What's approach and retreat? The tools of Approach and Retreat are not about staying and not about going. They are about creating proximity and distance in varying degrees. Do not stay put and do not leave. Do not pretend you're breaking up with him or try to intimidate him with a fake ultimatum. Get closer, closer, closer... then get further away and stay there and notice what he does. Does he call you? Does he ask what you've been doing? Just notice. You want him to be curious and just a little inquisitive. You get to be interesting and intriguing and mysterious because you're not constantly there.
Approach: Approach does not mean chase. Do not chase or pressure him, just approach him. When you do, be friendly. Whether he is too comfortable or not comfortable enough, you want him to enjoy having you near him. Don't bring up topics that make him uncomfortable. Don't punish him. Just visit with him. Be sweet to him, compliment him, have fun with him, and be affectionate. And, while he still wants more of you...leave him wanting more...and....

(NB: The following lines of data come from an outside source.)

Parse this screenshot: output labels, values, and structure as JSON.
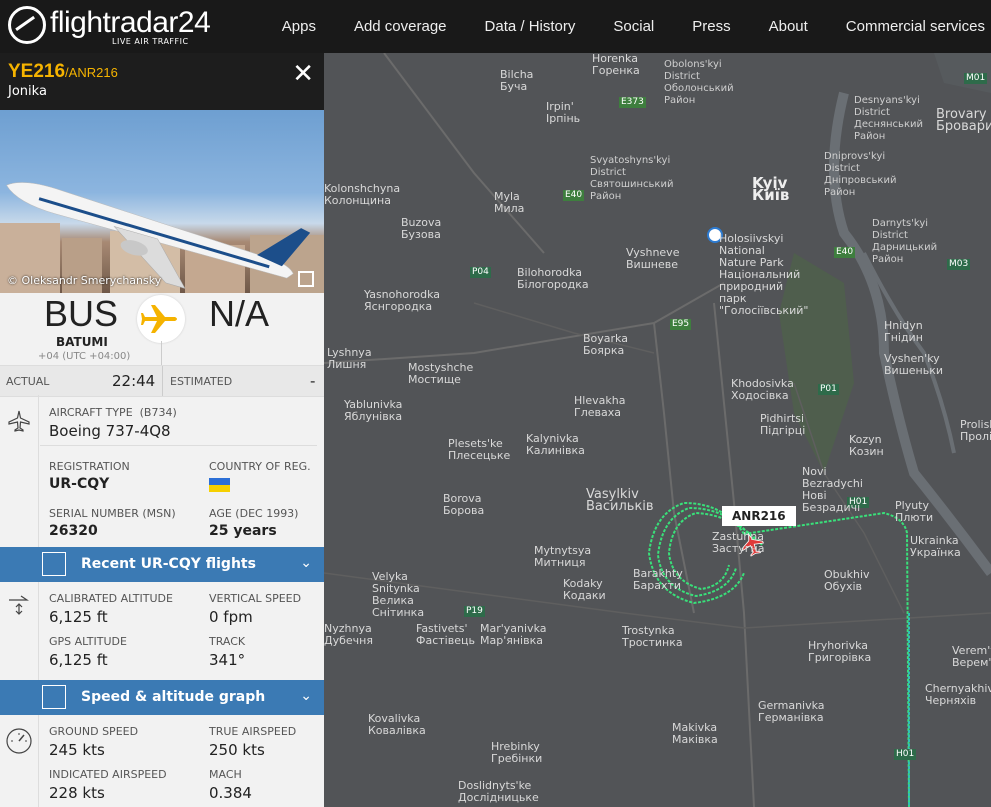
{
  "nav": {
    "logo_text": "flightradar24",
    "logo_sub": "LIVE AIR TRAFFIC",
    "links": [
      "Apps",
      "Add coverage",
      "Data / History",
      "Social",
      "Press",
      "About",
      "Commercial services"
    ]
  },
  "flight": {
    "callsign": "YE216",
    "alt_callsign": "/ANR216",
    "operator": "Jonika",
    "photo_credit": "© Oleksandr Smerychansky",
    "origin_code": "BUS",
    "origin_city": "BATUMI",
    "origin_tz": "+04 (UTC +04:00)",
    "dest_code": "N/A",
    "actual_label": "ACTUAL",
    "actual_time": "22:44",
    "estimated_label": "ESTIMATED",
    "estimated_time": "-"
  },
  "aircraft": {
    "type_label": "AIRCRAFT TYPE",
    "type_code": "(B734)",
    "type_value": "Boeing 737-4Q8",
    "registration_label": "REGISTRATION",
    "registration": "UR-CQY",
    "country_label": "COUNTRY OF REG.",
    "msn_label": "SERIAL NUMBER (MSN)",
    "msn": "26320",
    "age_label": "AGE (DEC 1993)",
    "age": "25 years"
  },
  "recent_flights_bar": "Recent UR-CQY flights",
  "altitude": {
    "cal_alt_label": "CALIBRATED ALTITUDE",
    "cal_alt": "6,125 ft",
    "vs_label": "VERTICAL SPEED",
    "vs": "0 fpm",
    "gps_alt_label": "GPS ALTITUDE",
    "gps_alt": "6,125 ft",
    "track_label": "TRACK",
    "track": "341°"
  },
  "graph_bar": "Speed & altitude graph",
  "speed": {
    "gs_label": "GROUND SPEED",
    "gs": "245 kts",
    "tas_label": "TRUE AIRSPEED",
    "tas": "250 kts",
    "ias_label": "INDICATED AIRSPEED",
    "ias": "228 kts",
    "mach_label": "MACH",
    "mach": "0.384"
  },
  "map": {
    "aircraft_label": "ANR216",
    "places": [
      {
        "t": "Horenka\nГоренка"
      },
      {
        "t": "Obolons'kyi\nDistrict\nОболонський\nРайон"
      },
      {
        "t": "Desnyans'kyi\nDistrict\nДеснянський\nРайон"
      },
      {
        "t": "Brovary\nБровари"
      },
      {
        "t": "Bilcha\nБуча"
      },
      {
        "t": "Irpin'\nІрпінь"
      },
      {
        "t": "Svyatoshyns'kyi\nDistrict\nСвятошинський\nРайон"
      },
      {
        "t": "Kyiv\nКиїв"
      },
      {
        "t": "Dniprovs'kyi\nDistrict\nДніпровський\nРайон"
      },
      {
        "t": "Holosiivskyi\nNational\nNature Park\nНаціональний\nприродний\nпарк\n\"Голосіївський\""
      },
      {
        "t": "Vyshneve\nВишневе"
      },
      {
        "t": "Buzova\nБузова"
      },
      {
        "t": "Myla\nМила"
      },
      {
        "t": "Kolonshchyna\nКолонщина"
      },
      {
        "t": "Bilohorodka\nБілогородка"
      },
      {
        "t": "Yasnohorodka\nЯснгородка"
      },
      {
        "t": "Boyarka\nБоярка"
      },
      {
        "t": "Lyshnya\nЛишня"
      },
      {
        "t": "Mostyshche\nМостище"
      },
      {
        "t": "Khodosivka\nХодосівка"
      },
      {
        "t": "Yablunivka\nЯблунівка"
      },
      {
        "t": "Hlevakha\nГлеваха"
      },
      {
        "t": "Pidhirtsi\nПідгірці"
      },
      {
        "t": "Plesets'ke\nПлесецьке"
      },
      {
        "t": "Kalynivka\nКалинівка"
      },
      {
        "t": "Kozyn\nКозин"
      },
      {
        "t": "Novi\nBezradychi\nНові\nБезрадичі"
      },
      {
        "t": "Borova\nБорова"
      },
      {
        "t": "Vasylkiv\nВасильків"
      },
      {
        "t": "Plyuty\nПлюти"
      },
      {
        "t": "Ukrainka\nУкраїнка"
      },
      {
        "t": "Mytnytsya\nМитниця"
      },
      {
        "t": "Zastuhna\nЗастугна"
      },
      {
        "t": "Barakhty\nБарахти"
      },
      {
        "t": "Velyka\nSnitynka\nВелика\nСнітинка"
      },
      {
        "t": "Kodaky\nКодаки"
      },
      {
        "t": "Obukhiv\nОбухів"
      },
      {
        "t": "Fastivets'\nФастівець"
      },
      {
        "t": "Mar'yanivka\nМар'янівка"
      },
      {
        "t": "Trostynka\nТростинка"
      },
      {
        "t": "Nyzhnya\nДубечня"
      },
      {
        "t": "Hryhorivka\nГригорівка"
      },
      {
        "t": "Germanivka\nГерманівка"
      },
      {
        "t": "Chernyakhiv\nЧерняхів"
      },
      {
        "t": "Kovalivka\nКовалівка"
      },
      {
        "t": "Makivka\nМаківка"
      },
      {
        "t": "Hrebinky\nГребінки"
      },
      {
        "t": "Doslidnyts'ke\nДослідницьке"
      },
      {
        "t": "Hnidyn\nГнідин"
      },
      {
        "t": "Vyshen'ky\nВишеньки"
      },
      {
        "t": "Darnyts'kyi\nDistrict\nДарницький\nРайон"
      },
      {
        "t": "Prolisky\nПроліски"
      },
      {
        "t": "Verem'ya\nВерем'я"
      }
    ],
    "roads": [
      "M01",
      "E373",
      "E40",
      "M03",
      "P04",
      "E95",
      "P01",
      "H01",
      "P19",
      "E40"
    ]
  },
  "colors": {
    "track": "#39e07a",
    "aircraft": "#e03a3a",
    "accent": "#f5b300",
    "bar": "#3b7ab4"
  }
}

Retreat: Get busy, spend time with friends, go away, and leave him alone. Wait to see if he gets curious about what you're doing. When you move away, you remove the pressure on him. You allow him the space to move toward you. Let him wonder. Give him the chance to miss you. Wait for him to approach you. At first it might take several days. If he's not serious about you, it's better to find out sooner rather than later. If he is serious about you, he'll come around.
Approach a little, retreat some more. Retreat a little, approach some more. Repeat the pattern until you find the sweet spot. Approach keeps you connected in a positive way so he feels good about you and doesn't think you've rejected him. Retreat creates confidence because you're not pressuring anymore to marry me, spend time with me, entertain me, and please me. Retreat creates curiosity, draw, intrigue, and attraction. Where did she go? What is she doing? Who is she with? How can I get her back here with me? Over time his conditioning and associations to you will change and so will his running-away behavior. While women are motivated by the fear of pain, men are motivated by the fear of loss. You don't need to threaten to leave him, just leave a little while and be lost to him for the moment. Wait for him to get curious and come find you. If your his girlfriend, his property, or his woman, something inside him will make him want to claim you as his own.
Approach and Retreat doesn't mean be bitchy, stand-offish, or aloof. It does mean go with the flow of natural instincts and be smart. Instead of you trying to catch him, watch his level of commitment rise, as all of the sudden... he's catching you.